Together, Egerton and Jackman are something of an unlikely dream team, a comedy duo that feels like it could work under any circumstances, with any story. There’s something to be said for the inherent comedy in their vast size discrepancy, but more than that, both men commit to their roles with such free-wheeling abandon that Eddie the Eagle works when it might not have with any two other actors.
Or another director: Fletcher gives the film – on paper, completely standard – a wonderful energy that sustains throughout its runtime. Eddie’s journey is marked with gasp-inducing montages of excruciating crashes, and over the jovial soundtrack of ‘80s power pop, we hear bones crunching and popping. As soon as Eddie achieves one jump – the 15m, and then the 40m, and then the 70m – he looks cheerfully to the next. “Right. I think I’m ready for that big one!”

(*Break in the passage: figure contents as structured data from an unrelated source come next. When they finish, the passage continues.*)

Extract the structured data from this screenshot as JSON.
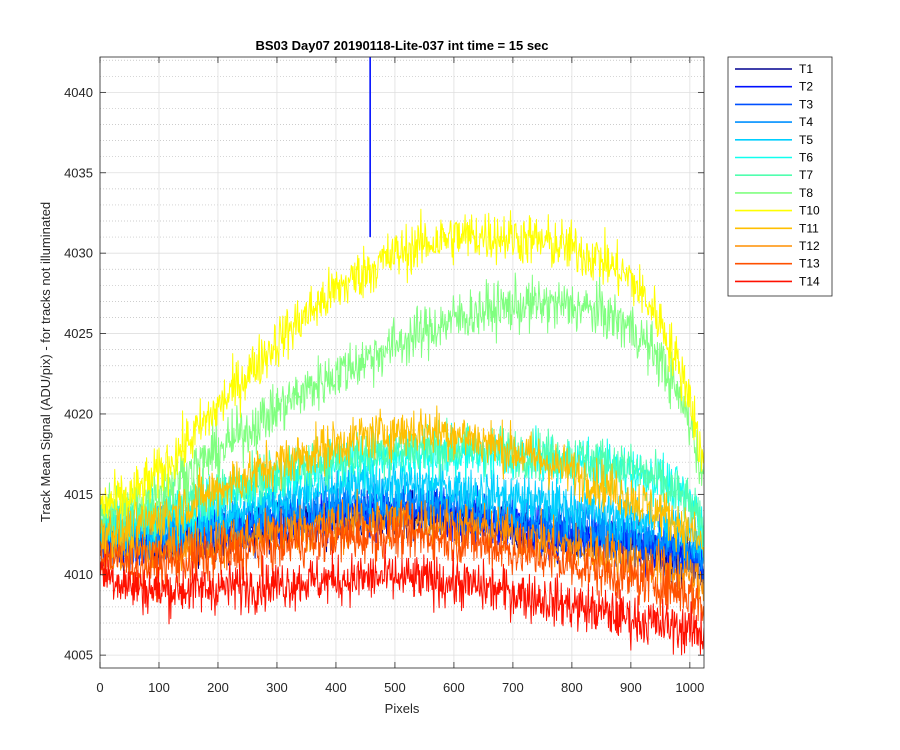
{
  "chart_data": {
    "type": "line",
    "title": "BS03 Day07 20190118-Lite-037 int time = 15 sec",
    "xlabel": "Pixels",
    "ylabel": "Track Mean Signal (ADU/pix) - for tracks not illuminated",
    "xlim": [
      0,
      1024
    ],
    "ylim": [
      4004.2,
      4042.2
    ],
    "xticks": [
      0,
      100,
      200,
      300,
      400,
      500,
      600,
      700,
      800,
      900,
      1000
    ],
    "yticks": [
      4005,
      4010,
      4015,
      4020,
      4025,
      4030,
      4035,
      4040
    ],
    "grid": true,
    "minor_grid": true,
    "legend_position": "outside-top-right",
    "x_profile": [
      0,
      50,
      100,
      150,
      200,
      250,
      300,
      350,
      400,
      450,
      500,
      550,
      600,
      650,
      700,
      750,
      800,
      850,
      900,
      950,
      1000,
      1024
    ],
    "spike": {
      "series": "T2",
      "x": 458,
      "y_top": 4042.2,
      "y_base": 4031
    },
    "series": [
      {
        "name": "T1",
        "color": "#00008f",
        "noise": 1.4,
        "values": [
          4012.5,
          4012.0,
          4012.0,
          4012.2,
          4012.5,
          4012.7,
          4013.0,
          4013.2,
          4013.4,
          4013.6,
          4013.7,
          4013.6,
          4013.4,
          4013.2,
          4012.9,
          4012.6,
          4012.3,
          4012.0,
          4011.8,
          4011.5,
          4010.9,
          4010.2
        ]
      },
      {
        "name": "T2",
        "color": "#0010ff",
        "noise": 1.4,
        "values": [
          4012.0,
          4011.8,
          4012.0,
          4012.3,
          4012.6,
          4012.9,
          4013.2,
          4013.5,
          4013.7,
          4013.9,
          4014.0,
          4013.9,
          4013.7,
          4013.4,
          4013.1,
          4012.8,
          4012.5,
          4012.2,
          4011.9,
          4011.6,
          4011.0,
          4010.3
        ]
      },
      {
        "name": "T3",
        "color": "#0050ff",
        "noise": 1.4,
        "values": [
          4012.3,
          4012.0,
          4012.2,
          4012.5,
          4012.8,
          4013.1,
          4013.4,
          4013.6,
          4013.8,
          4014.0,
          4014.0,
          4013.9,
          4013.7,
          4013.5,
          4013.2,
          4012.9,
          4012.6,
          4012.3,
          4012.0,
          4011.7,
          4011.1,
          4010.4
        ]
      },
      {
        "name": "T4",
        "color": "#0090ff",
        "noise": 1.4,
        "values": [
          4012.8,
          4012.4,
          4012.6,
          4012.9,
          4013.2,
          4013.5,
          4013.9,
          4014.2,
          4014.4,
          4014.6,
          4014.7,
          4014.6,
          4014.4,
          4014.1,
          4013.8,
          4013.5,
          4013.2,
          4012.9,
          4012.6,
          4012.3,
          4011.7,
          4011.0
        ]
      },
      {
        "name": "T5",
        "color": "#00cfff",
        "noise": 1.4,
        "values": [
          4013.0,
          4012.8,
          4013.0,
          4013.4,
          4013.8,
          4014.2,
          4014.7,
          4015.1,
          4015.4,
          4015.6,
          4015.7,
          4015.6,
          4015.4,
          4015.1,
          4014.8,
          4014.5,
          4014.2,
          4013.9,
          4013.6,
          4013.3,
          4012.7,
          4011.8
        ]
      },
      {
        "name": "T6",
        "color": "#10ffef",
        "noise": 1.4,
        "values": [
          4013.5,
          4013.2,
          4013.6,
          4014.2,
          4014.8,
          4015.4,
          4016.0,
          4016.5,
          4016.9,
          4017.2,
          4017.4,
          4017.5,
          4017.5,
          4017.4,
          4017.3,
          4017.2,
          4017.0,
          4016.8,
          4016.5,
          4015.9,
          4014.6,
          4013.0
        ]
      },
      {
        "name": "T7",
        "color": "#50ffaf",
        "noise": 1.4,
        "values": [
          4013.8,
          4013.5,
          4014.0,
          4014.6,
          4015.2,
          4015.8,
          4016.4,
          4016.9,
          4017.3,
          4017.6,
          4017.8,
          4017.9,
          4017.9,
          4017.8,
          4017.7,
          4017.5,
          4017.3,
          4017.0,
          4016.6,
          4015.8,
          4014.4,
          4012.6
        ]
      },
      {
        "name": "T8",
        "color": "#80ff80",
        "noise": 1.5,
        "values": [
          4014.0,
          4014.2,
          4015.2,
          4016.4,
          4017.7,
          4019.0,
          4020.3,
          4021.5,
          4022.5,
          4023.4,
          4024.3,
          4025.1,
          4025.9,
          4026.4,
          4026.7,
          4026.8,
          4026.7,
          4026.3,
          4025.4,
          4023.4,
          4019.6,
          4015.8
        ]
      },
      {
        "name": "T10",
        "color": "#ffff00",
        "noise": 1.5,
        "values": [
          4014.3,
          4014.8,
          4016.3,
          4018.3,
          4020.4,
          4022.5,
          4024.5,
          4026.2,
          4027.7,
          4028.9,
          4029.9,
          4030.6,
          4031.0,
          4031.1,
          4031.0,
          4030.7,
          4030.3,
          4029.6,
          4028.4,
          4025.8,
          4021.2,
          4016.5
        ]
      },
      {
        "name": "T11",
        "color": "#ffbf00",
        "noise": 1.4,
        "values": [
          4012.9,
          4012.8,
          4013.5,
          4014.4,
          4015.3,
          4016.2,
          4016.9,
          4017.5,
          4018.1,
          4018.6,
          4018.9,
          4019.0,
          4018.8,
          4018.3,
          4017.7,
          4017.1,
          4016.4,
          4015.6,
          4014.8,
          4013.9,
          4012.7,
          4011.7
        ]
      },
      {
        "name": "T12",
        "color": "#ff8f00",
        "noise": 1.4,
        "values": [
          4011.9,
          4011.3,
          4011.4,
          4011.7,
          4012.0,
          4012.3,
          4012.6,
          4012.9,
          4013.1,
          4013.3,
          4013.4,
          4013.3,
          4013.1,
          4012.8,
          4012.5,
          4012.1,
          4011.7,
          4011.3,
          4010.9,
          4010.5,
          4009.9,
          4009.2
        ]
      },
      {
        "name": "T13",
        "color": "#ff5000",
        "noise": 1.4,
        "values": [
          4011.3,
          4010.6,
          4010.6,
          4010.9,
          4011.2,
          4011.5,
          4011.8,
          4012.1,
          4012.3,
          4012.4,
          4012.5,
          4012.4,
          4012.2,
          4011.9,
          4011.5,
          4011.1,
          4010.7,
          4010.2,
          4009.8,
          4009.4,
          4008.8,
          4008.0
        ]
      },
      {
        "name": "T14",
        "color": "#ff1000",
        "noise": 1.4,
        "values": [
          4010.3,
          4009.3,
          4009.0,
          4009.1,
          4009.2,
          4009.3,
          4009.4,
          4009.6,
          4009.7,
          4009.8,
          4009.8,
          4009.7,
          4009.5,
          4009.2,
          4008.9,
          4008.5,
          4008.1,
          4007.7,
          4007.3,
          4006.9,
          4006.6,
          4006.3
        ]
      }
    ]
  }
}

He isn’t ready for any of them. He’s really a poor athlete, but as Julia Cameron once wrote, “Very often audacity, not talent, makes one person an artist and another a shadow artist.” Eddie is told, time and again, by his father, by Britain’s Olympic officials, even by Peary, that he is not and will never be Olympic material. But he has audacity in spades, and the sort of single-minded strength of purpose that is actually rather selfish - because Eddie cares about nothing, NOTHING, but making it to the Olympics. And with that audacity, with that obstinate assurance, he does. And as anyone familiar with Eddie the Eagle's story already knows, once he's at the Olympics, he does okay!
Eddie the Eagle is a lot like Eddie the Eagle. It’s a little contender that qualifies but doesn’t win, but it’s so damn joyous that you’re just happy it’s there.